12-09-2011, 10:58 AM
(12-09-2011, 01:41 AM)Cortez Wrote: Perhaps you need a little chaos in your life. That's the antidote to OCD. Learn how to not give a f*ck in any way you can. I can certainly mention some ways that helped me stop being like that. I won't mention all of them because some of them are illegal, but it all involves leaping outside your comfort zone instead of edging your way out of it.
Maybe. I can't say for certain if that would help me or not because I've come to realize I don't understand half the stuff that goes on in my mind. But more than likely it probably would. My problem is the same problem I've had for a good portion of my life. I can't conquer fear in a single leap, every little change just sends me over the edge and then I just come crawling back to my comfort zone, sometimes in a worse place than before. I'll never understand how people can do it. It's so stupid when I think of how I behave and how fear is nothing but a creation of my own mind.
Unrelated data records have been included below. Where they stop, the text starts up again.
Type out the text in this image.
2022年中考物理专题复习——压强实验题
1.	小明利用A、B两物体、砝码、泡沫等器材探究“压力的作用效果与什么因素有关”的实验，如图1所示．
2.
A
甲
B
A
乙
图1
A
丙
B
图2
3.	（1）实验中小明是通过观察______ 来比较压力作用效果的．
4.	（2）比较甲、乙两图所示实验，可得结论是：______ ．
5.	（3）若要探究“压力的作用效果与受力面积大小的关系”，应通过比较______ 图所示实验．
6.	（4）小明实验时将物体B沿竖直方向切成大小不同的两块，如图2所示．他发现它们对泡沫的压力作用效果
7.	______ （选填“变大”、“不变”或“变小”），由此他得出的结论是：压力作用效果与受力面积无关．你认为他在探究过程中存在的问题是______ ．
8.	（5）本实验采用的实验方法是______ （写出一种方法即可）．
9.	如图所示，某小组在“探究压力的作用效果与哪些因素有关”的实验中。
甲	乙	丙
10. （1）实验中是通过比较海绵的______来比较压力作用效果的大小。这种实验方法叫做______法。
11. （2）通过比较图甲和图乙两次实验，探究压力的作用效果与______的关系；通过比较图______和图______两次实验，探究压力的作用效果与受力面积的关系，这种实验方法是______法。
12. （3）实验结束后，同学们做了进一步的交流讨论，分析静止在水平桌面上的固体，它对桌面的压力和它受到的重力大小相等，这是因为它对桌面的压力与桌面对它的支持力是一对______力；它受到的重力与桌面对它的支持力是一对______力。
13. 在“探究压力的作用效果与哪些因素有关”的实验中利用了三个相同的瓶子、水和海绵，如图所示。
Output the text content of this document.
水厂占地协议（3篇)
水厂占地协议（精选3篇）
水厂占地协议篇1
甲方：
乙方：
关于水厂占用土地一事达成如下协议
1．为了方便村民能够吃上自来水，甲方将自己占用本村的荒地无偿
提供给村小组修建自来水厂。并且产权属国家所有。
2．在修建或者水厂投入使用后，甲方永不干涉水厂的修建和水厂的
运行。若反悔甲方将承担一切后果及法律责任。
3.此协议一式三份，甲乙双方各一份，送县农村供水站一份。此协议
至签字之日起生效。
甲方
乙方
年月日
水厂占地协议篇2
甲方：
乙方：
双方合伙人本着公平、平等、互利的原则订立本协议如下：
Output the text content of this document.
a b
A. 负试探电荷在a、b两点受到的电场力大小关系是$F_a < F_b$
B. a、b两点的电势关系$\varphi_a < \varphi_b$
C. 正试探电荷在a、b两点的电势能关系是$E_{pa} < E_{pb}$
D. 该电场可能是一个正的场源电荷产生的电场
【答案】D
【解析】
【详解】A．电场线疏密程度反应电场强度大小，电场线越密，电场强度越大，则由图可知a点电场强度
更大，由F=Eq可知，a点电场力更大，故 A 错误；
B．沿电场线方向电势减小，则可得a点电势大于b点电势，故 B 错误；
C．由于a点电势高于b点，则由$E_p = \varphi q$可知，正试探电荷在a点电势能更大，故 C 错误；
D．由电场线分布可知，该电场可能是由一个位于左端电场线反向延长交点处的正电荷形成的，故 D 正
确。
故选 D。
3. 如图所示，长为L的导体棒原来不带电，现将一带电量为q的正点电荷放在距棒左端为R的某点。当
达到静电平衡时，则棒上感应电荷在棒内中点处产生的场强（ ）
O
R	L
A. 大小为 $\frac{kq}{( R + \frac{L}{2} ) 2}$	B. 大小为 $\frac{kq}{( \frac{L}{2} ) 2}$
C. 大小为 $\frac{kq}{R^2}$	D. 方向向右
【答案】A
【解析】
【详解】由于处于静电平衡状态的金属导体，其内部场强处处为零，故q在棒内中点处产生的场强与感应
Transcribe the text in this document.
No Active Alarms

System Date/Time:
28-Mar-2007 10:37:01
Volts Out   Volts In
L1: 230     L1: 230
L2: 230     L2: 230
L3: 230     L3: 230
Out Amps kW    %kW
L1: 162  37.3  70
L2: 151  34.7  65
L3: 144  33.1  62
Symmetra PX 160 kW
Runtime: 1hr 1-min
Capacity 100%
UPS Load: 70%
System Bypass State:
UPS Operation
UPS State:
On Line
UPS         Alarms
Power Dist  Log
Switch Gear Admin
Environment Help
It's like standing in a room and seeing your goal clearly, but an invisible barrier just keeps knocking you back.
The whole thing is surreal when I just look at my life. I'm going to try to not give a f*ck as much, just start realizing that half the crap I think of in my head isn't of importance. Right now I'm not in a good mental state, but instead of trying to figure out why I'm just going to stop caring and do whatever I feel like doing.